Nous entendons allègrement des commentaires du genre « en droit international » ou « dans le droit.... » comme si le droit détenait la « vérité » alors que nous devrions rappeler que le droit est avant tout une discipline conçue par les hommes et qu'à ce titre deux visions s'opposent entre ceux qui considèrent que nous pouvons créer des lois à notre bon désir (et il y en a un certain nombre) et ceux au contraire qui pensent que le droit est avant tout là pour acter l'évolution de la société.
Quoiqu'il en soit, le droit apporte une vision de la société et rien que pour ce fait, il ne peut pas être conçu comme un agent neutre, il nous donne des cases à penser et par ce fait organise jusqu'à notre façon de nous percevoir et nous organiser.
Ce phénomène est tellement ancré en nous que nous avons des difficultés à en être conscient. Mais, regardez, lorsqu'on divise le droit en « droit public » d'un côté et « droit privé » de l'autre, nous concevons le monde autour de ces notions. Pour faire simple, le droit public concerne l’État et tout ce qui tourne autour de lui, et le droit privé, c'est tout le reste, allant jusqu'à organiser notre administration juridique avec d'un côté des tribunaux pour l'administration et de l'autre côté des tribunaux généraux.
Une telle division place l’État au centre de notre société alors même que bien des situations ne relèvent pas de cette division entre « public » et « privé ».
Par exemple, nous attribuons la capacité à créer des actions « d'intérêt générales » à l'administration. Seule l'administration et l’État agiraient pour l'intérêt de tous. Cette idée est fortement ancré dans notre société, pourtant nous avons de plus en plus d'associations loi 1901, donc de droit privé, qui agissent pour la collectivité, pour le fonctionnement de celle-ci, pour la défense de celle-ci, pour l'entre-aide, le partage, voire même son développement. Elles agissent pour le « bien commun ». Ainsi, ces associations développent des actions dans l'espace de « l'intérêt général », mais ne seront jamais qualifiées comme telles.
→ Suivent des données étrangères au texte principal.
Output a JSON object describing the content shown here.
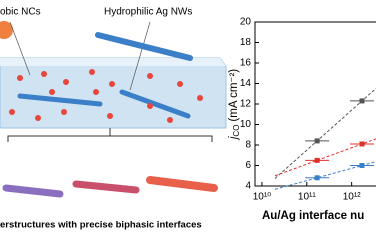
{
  "schematic": {
    "nc_label": "obic NCs",
    "nw_label": "Hydrophilic Ag NWs",
    "caption": "erstructures with precise biphasic interfaces"
  },
  "chart_data": {
    "type": "scatter",
    "ylabel_main": "j",
    "ylabel_sub": "CO",
    "ylabel_unit": "(mA cm⁻²)",
    "xlabel": "Au/Ag interface nu",
    "xlog": true,
    "xlim": [
      7000000000,
      20000000000000
    ],
    "xticks": [
      {
        "value": 10000000000,
        "label": "10¹⁰"
      },
      {
        "value": 100000000000,
        "label": "10¹¹"
      },
      {
        "value": 1000000000000,
        "label": "10¹²"
      },
      {
        "value": 10000000000000,
        "label": "10¹³"
      }
    ],
    "ylim": [
      4,
      20
    ],
    "yticks": [
      4,
      6,
      8,
      10,
      12,
      14,
      16,
      18,
      20
    ],
    "series": [
      {
        "color": "#555555",
        "x": [
          170000000000,
          1700000000000
        ],
        "values": [
          8.4,
          12.3
        ]
      },
      {
        "color": "#e0302c",
        "x": [
          170000000000,
          1700000000000
        ],
        "values": [
          6.5,
          8.1
        ]
      },
      {
        "color": "#3a7fc8",
        "x": [
          170000000000,
          1700000000000
        ],
        "values": [
          4.8,
          6.0
        ]
      }
    ]
  }
}
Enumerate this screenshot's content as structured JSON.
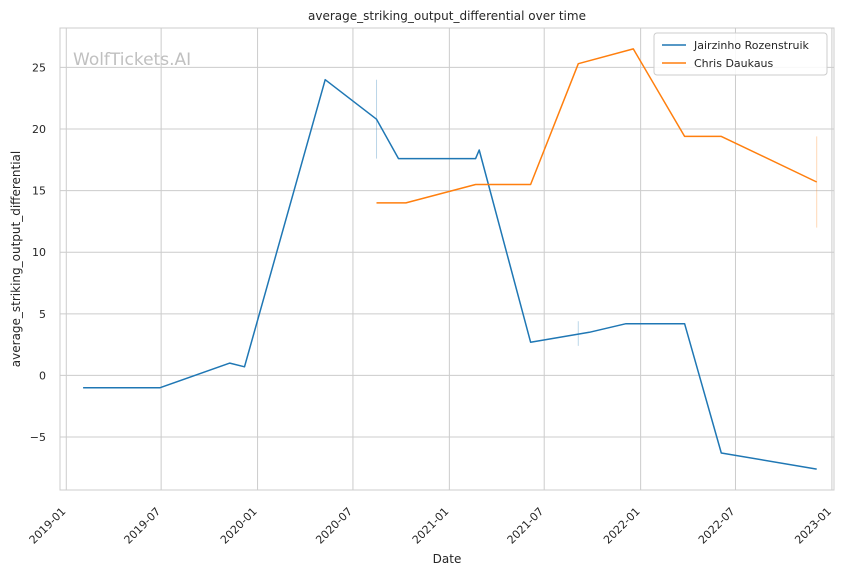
{
  "chart_data": {
    "type": "line",
    "title": "average_striking_output_differential over time",
    "xlabel": "Date",
    "ylabel": "average_striking_output_differential",
    "watermark": "WolfTickets.AI",
    "x_ticks": [
      "2019-01",
      "2019-07",
      "2020-01",
      "2020-07",
      "2021-01",
      "2021-07",
      "2022-01",
      "2022-07",
      "2023-01"
    ],
    "y_ticks": [
      -5,
      0,
      5,
      10,
      15,
      20,
      25
    ],
    "xlim": [
      "2018-12-20",
      "2023-01-05"
    ],
    "ylim": [
      -9.3,
      28.2
    ],
    "grid": true,
    "legend_position": "top-right",
    "series": [
      {
        "name": "Jairzinho Rozenstruik",
        "color": "#1f77b4",
        "x": [
          "2019-02-02",
          "2019-06-29",
          "2019-11-09",
          "2019-12-07",
          "2020-05-09",
          "2020-08-15",
          "2020-09-26",
          "2021-02-20",
          "2021-02-27",
          "2021-06-05",
          "2021-09-25",
          "2021-12-04",
          "2022-03-26",
          "2022-06-04",
          "2022-12-03"
        ],
        "y": [
          -1.0,
          -1.0,
          1.0,
          0.7,
          24.0,
          20.8,
          17.6,
          17.6,
          18.3,
          2.7,
          3.5,
          4.2,
          4.2,
          -6.3,
          -7.6
        ]
      },
      {
        "name": "Chris Daukaus",
        "color": "#ff7f0e",
        "x": [
          "2020-08-15",
          "2020-10-10",
          "2021-02-20",
          "2021-06-05",
          "2021-09-04",
          "2021-12-18",
          "2022-03-26",
          "2022-06-04",
          "2022-12-03"
        ],
        "y": [
          14.0,
          14.0,
          15.5,
          15.5,
          25.3,
          26.5,
          19.4,
          19.4,
          15.7
        ]
      }
    ],
    "error_marks": [
      {
        "series": "Jairzinho Rozenstruik",
        "x": "2020-08-15",
        "y_low": 17.6,
        "y_high": 24.0
      },
      {
        "series": "Jairzinho Rozenstruik",
        "x": "2021-09-04",
        "y_low": 2.4,
        "y_high": 4.4
      },
      {
        "series": "Chris Daukaus",
        "x": "2022-12-03",
        "y_low": 12.0,
        "y_high": 19.4
      }
    ]
  }
}
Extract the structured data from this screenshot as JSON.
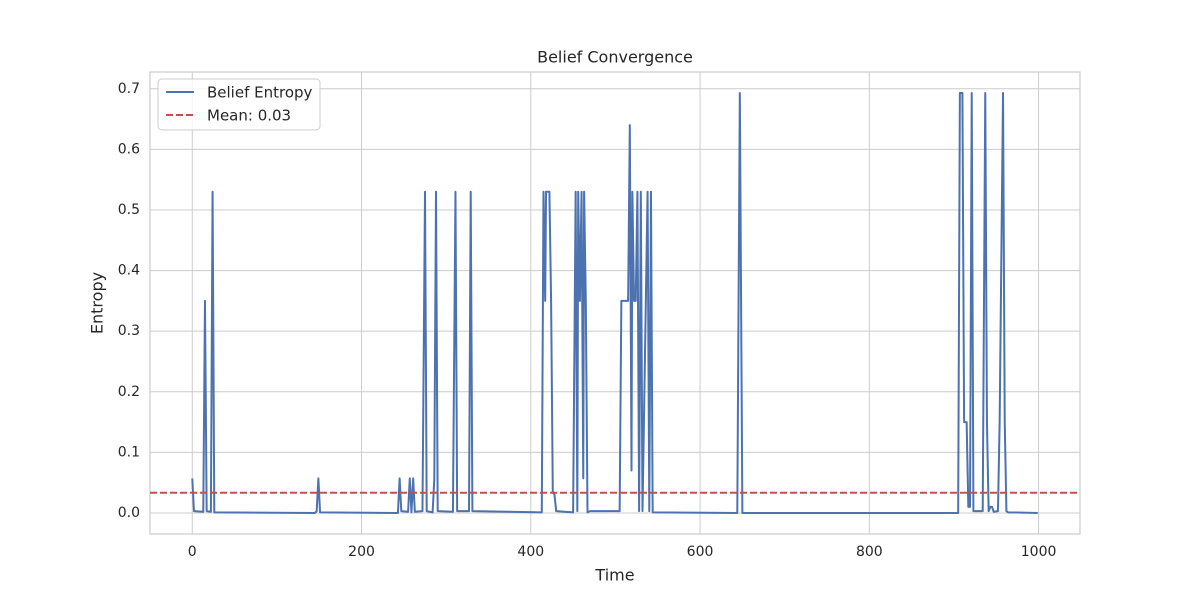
{
  "chart_data": {
    "type": "line",
    "title": "Belief Convergence",
    "x_label": "Time",
    "y_label": "Entropy",
    "x": [
      0,
      2,
      13,
      15,
      17,
      22,
      24,
      26,
      145,
      147,
      149,
      151,
      243,
      245,
      247,
      255,
      257,
      259,
      261,
      263,
      272,
      275,
      277,
      284,
      286,
      288,
      290,
      308,
      311,
      313,
      327,
      329,
      331,
      413,
      415,
      417,
      418,
      422,
      424,
      426,
      428,
      430,
      450,
      453,
      455,
      456,
      458,
      460,
      462,
      463,
      465,
      467,
      470,
      505,
      507,
      515,
      517,
      519,
      520,
      522,
      524,
      526,
      528,
      530,
      532,
      538,
      540,
      542,
      544,
      644,
      647,
      650,
      905,
      907,
      910,
      912,
      915,
      917,
      919,
      921,
      923,
      934,
      937,
      939,
      941,
      943,
      945,
      947,
      952,
      954,
      958,
      960,
      962,
      964,
      999
    ],
    "series": [
      {
        "name": "Belief Entropy",
        "color": "#4c72b0",
        "values": [
          0.057,
          0.003,
          0.002,
          0.35,
          0.003,
          0.002,
          0.53,
          0.001,
          0,
          0.003,
          0.057,
          0.001,
          0,
          0.057,
          0.003,
          0.002,
          0.057,
          0.001,
          0.057,
          0.002,
          0.003,
          0.53,
          0.003,
          0.001,
          0.057,
          0.53,
          0.003,
          0.002,
          0.53,
          0.003,
          0.003,
          0.53,
          0.003,
          0.001,
          0.53,
          0.35,
          0.53,
          0.53,
          0.35,
          0.035,
          0.03,
          0.003,
          0.001,
          0.53,
          0.003,
          0.53,
          0.35,
          0.53,
          0.057,
          0.53,
          0.35,
          0.001,
          0.003,
          0.003,
          0.35,
          0.35,
          0.64,
          0.07,
          0.53,
          0.35,
          0.35,
          0.53,
          0.003,
          0.53,
          0.003,
          0.53,
          0.003,
          0.53,
          0.001,
          0,
          0.693,
          0,
          0,
          0.693,
          0.693,
          0.15,
          0.15,
          0.01,
          0.01,
          0.693,
          0.003,
          0.003,
          0.693,
          0.15,
          0.003,
          0.01,
          0.01,
          0.002,
          0.003,
          0.15,
          0.693,
          0.15,
          0.003,
          0.001,
          0
        ]
      }
    ],
    "mean_line": {
      "name": "Mean: 0.03",
      "value": 0.0334,
      "color": "#c44e52"
    },
    "xlim": [
      -49.95,
      1048.95
    ],
    "ylim": [
      -0.0347,
      0.7277
    ],
    "xticks": [
      0,
      200,
      400,
      600,
      800,
      1000
    ],
    "yticks": [
      {
        "value": 0,
        "label": "0.0"
      },
      0.1,
      0.2,
      0.3,
      0.4,
      0.5,
      0.6,
      0.7
    ],
    "grid": true,
    "legend": "upper left"
  }
}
La raison est l'acceptation de la division entre « public » et « privé ».
L’État peut agir dans l'espace privé et pourtant sera toujours considéré comme une action publique.
Cette division arbitraire a modelé notre vision du monde et a ficelé notre capacité à l'action. Quand je reprends l'exemple des associations, alors que l’État a le droit à attribuer des salaires à des agents agissant pour « l'intérêt général », les associations ne peuvent pas rétribuer leurs dirigeants (Président, Trésorier...) dans la mesure où la non-lucrativité (c'est-à-dire sa capacité à agir pour tous) d'une association est déterminée par son « fonctionnement » et non par sa « nature ». Là aussi, cette division pose un certain nombre d'inégalités et d'injustices envers les personnes qui agissent, puisque certaines auront le droit d'être rétribuées alors que pas les autres pour une même action.
C'est pour quoi il serait intéressant d'affirmer l'unité du droit et de qualifier les événements du droit non en fonction d'une division arbitraire et fixe (public/privé), mais à partir d'une classification modulable qui va du « conjoncturel » au « structurel », jugeant ainsi les événements juridiques selon une série de critères, au moins cinq : l'espace, le temps, la situation, l'intention et l'intensité.
Forcément, dans une telle hypothèse l’État ne serait plus forcément le dépositaire de l'intérêt général, et l'association ne serait pas obligé d'avoir un Président bénévole pour justifier de sa non lucrativité. Redessinant le droit, nous redessinons de fait la société et nous ouvrons enfin de vraies possibilités à notre imaginaire de développer la société.
Pour les associations, nous pourrions imaginer d'ailleurs de caler leur rétribution sur la grille salariale de la fonction publique.
Enfin, terminons sur une pensée de Montesquieu quand il définissait le droit comme l'étude de « la nature des choses ». Car, cette démarche est précisément celle à laquelle j'invite, « étudier la nature des choses » qui en elles-mêmes nous parle de leur place et de l'équilibre de notre société qui appelle à intégrer tous les pôles de celle-ci et non de tourner autour de l’État à en avoir le tournis.
La rénovation du droit est essentielle pour faire face aux enjeux de notre temps qui appellent de valoriser chacun et chacune, et de permettre à tous d'émerger et vivre.